Solar by Solar

Solar by Solar

Author:Solar
Language: eng
Format: epub
ISBN: 9781407054469
Publisher: Random House Group Limited


Part Three

2009

It surprised no one to learn that Michael Beard had been an only child, and he would have been the first to concede that he never quite got the hang of brotherly feeling. His mother, Angela, was an angular beauty who doted on him, and the medium of her love was food. She bottle-fed him with passion, surplus to demand. Some four decades before he won the Nobel Prize for Physics, he came top in the Cold Norton and District Baby Competition, birth-to-six-months class. In those harsh post-war years, ideals of infant beauty resided chiefly in fat, in Churchillian multiple chins, in dreams of an end to rationing and of the reign of plenty to come. Babies were exhibited and judged like prize marrows, and in 1947 four-month-old Michael, bloated and jolly, swept all before him.

However, it was unusual at a village fete for a middle-class woman, a stockbroker’s wife, to abandon the cake and chutney stall and enter her child for such a gaudy event. She must have known he was bound to win, just as she later claimed to have always known that he would get a scholarship to Oxford.
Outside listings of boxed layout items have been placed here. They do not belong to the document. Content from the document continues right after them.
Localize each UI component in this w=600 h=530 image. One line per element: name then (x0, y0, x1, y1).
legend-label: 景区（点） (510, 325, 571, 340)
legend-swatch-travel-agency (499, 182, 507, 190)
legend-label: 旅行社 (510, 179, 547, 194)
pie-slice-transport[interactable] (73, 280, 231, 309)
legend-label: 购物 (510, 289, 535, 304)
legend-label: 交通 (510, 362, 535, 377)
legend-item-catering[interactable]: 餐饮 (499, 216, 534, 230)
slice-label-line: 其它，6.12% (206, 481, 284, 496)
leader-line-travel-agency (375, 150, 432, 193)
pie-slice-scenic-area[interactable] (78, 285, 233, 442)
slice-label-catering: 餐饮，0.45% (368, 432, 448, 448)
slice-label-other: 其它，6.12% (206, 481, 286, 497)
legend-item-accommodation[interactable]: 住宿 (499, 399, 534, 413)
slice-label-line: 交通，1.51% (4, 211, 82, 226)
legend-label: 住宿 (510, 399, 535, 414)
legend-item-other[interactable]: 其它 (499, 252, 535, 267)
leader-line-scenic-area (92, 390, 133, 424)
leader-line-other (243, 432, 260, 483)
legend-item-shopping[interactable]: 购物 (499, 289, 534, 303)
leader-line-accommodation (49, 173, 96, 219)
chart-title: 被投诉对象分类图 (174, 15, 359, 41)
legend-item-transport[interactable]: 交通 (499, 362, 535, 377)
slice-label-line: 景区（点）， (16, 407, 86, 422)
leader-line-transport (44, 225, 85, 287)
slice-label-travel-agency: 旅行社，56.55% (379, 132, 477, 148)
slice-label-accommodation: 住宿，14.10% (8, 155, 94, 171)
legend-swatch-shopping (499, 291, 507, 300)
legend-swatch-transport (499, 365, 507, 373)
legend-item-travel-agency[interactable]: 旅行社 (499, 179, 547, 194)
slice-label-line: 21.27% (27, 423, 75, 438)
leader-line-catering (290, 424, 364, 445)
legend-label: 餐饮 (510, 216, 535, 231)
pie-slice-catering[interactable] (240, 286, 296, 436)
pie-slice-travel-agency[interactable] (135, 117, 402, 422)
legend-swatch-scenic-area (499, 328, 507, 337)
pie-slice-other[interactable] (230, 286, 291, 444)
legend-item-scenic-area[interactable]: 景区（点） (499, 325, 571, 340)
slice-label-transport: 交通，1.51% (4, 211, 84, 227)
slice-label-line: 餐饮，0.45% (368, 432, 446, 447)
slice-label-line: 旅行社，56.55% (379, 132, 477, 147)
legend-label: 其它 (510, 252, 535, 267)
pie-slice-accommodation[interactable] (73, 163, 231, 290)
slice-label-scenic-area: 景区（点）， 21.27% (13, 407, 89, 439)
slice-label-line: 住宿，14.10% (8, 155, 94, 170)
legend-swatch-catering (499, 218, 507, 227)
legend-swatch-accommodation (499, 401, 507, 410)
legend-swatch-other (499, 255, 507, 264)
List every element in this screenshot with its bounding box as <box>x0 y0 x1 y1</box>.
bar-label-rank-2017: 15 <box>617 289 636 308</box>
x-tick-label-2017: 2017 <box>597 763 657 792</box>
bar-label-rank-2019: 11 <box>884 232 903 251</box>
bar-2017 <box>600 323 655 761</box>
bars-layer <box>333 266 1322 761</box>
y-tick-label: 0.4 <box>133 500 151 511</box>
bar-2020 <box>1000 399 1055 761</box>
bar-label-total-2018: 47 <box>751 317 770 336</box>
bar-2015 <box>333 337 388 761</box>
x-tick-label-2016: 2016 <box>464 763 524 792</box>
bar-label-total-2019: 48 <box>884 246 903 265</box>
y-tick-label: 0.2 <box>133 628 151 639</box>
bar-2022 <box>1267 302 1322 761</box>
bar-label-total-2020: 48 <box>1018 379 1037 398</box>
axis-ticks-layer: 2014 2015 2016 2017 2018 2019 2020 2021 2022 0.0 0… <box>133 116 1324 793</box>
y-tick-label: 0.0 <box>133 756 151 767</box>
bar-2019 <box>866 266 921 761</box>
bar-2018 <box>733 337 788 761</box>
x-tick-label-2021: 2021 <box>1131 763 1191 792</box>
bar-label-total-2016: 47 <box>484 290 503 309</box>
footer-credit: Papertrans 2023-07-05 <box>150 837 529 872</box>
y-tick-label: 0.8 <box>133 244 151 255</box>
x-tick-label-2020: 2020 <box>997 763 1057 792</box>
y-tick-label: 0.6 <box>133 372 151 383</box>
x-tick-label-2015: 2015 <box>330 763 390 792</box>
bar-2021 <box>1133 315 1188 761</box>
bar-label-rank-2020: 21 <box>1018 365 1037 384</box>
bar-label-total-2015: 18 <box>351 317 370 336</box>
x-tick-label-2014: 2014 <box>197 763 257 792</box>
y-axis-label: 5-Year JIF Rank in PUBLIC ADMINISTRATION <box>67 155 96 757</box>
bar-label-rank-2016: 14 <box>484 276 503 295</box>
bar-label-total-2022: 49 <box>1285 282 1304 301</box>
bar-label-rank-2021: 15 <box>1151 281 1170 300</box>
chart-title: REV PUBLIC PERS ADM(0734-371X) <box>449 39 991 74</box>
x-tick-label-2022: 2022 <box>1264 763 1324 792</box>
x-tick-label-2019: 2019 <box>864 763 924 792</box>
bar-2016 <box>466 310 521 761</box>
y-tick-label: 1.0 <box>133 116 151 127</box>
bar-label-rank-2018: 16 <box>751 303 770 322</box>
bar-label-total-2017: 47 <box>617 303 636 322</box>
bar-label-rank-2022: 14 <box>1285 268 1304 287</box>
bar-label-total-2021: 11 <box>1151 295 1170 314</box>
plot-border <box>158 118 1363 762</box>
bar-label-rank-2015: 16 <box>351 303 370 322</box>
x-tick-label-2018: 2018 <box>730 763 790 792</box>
Once he was on solids, and for the rest of her life, she cooked for him with the same commitment with which she had held the bottle, sending herself in the mid nineteen sixties, despite her illness, on a ‘cordon bleu’ cookery course so that she might try new meals during his occasional visits home. Her husband, Henry, was a meat-and-two-veg man who despised garlic and the smell of olive oil. Early in the marriage, for reasons that remained private, she withdrew her love from him. She lived for her son and her legacy was clear: a fat man who restlessly craved the attentions of beautiful women who could cook.

Henry Beard was a lean sort, with drooping moustache and slicked-back brown hair, whose dark suits and brown tweeds seemed a cut too large, especially around the neck. He provided for his miniature family well and, in the fashion of the time, loved his son sternly and with little physical contact. Though he never embraced Michael, and rarely laid an affectionate hand on his shoulder, he supplied all the right kinds of present – Meccano and chemistry sets, build-it-yourself wireless, encyclopedias, model airplanes and books about military history, geology and the lives of great men. He had had a long war, serving as a junior officer in the infantry in Dunkirk, North Africa, Sicily and then, as a lieutenant colonel, in the D-Day landings, where he won a medal. He had arrived at the concentration camp of Belsen a week after it was liberated, and was stationed in Berlin for eight months after the war ended. Like many men of his generation, he did not speak about his experiences and relished the ordinariness of post-war life, its tranquil routines, its tidiness and rising material well-being, and above all its lack of danger, everything that was to appear stifling to those born in the first years of the peace.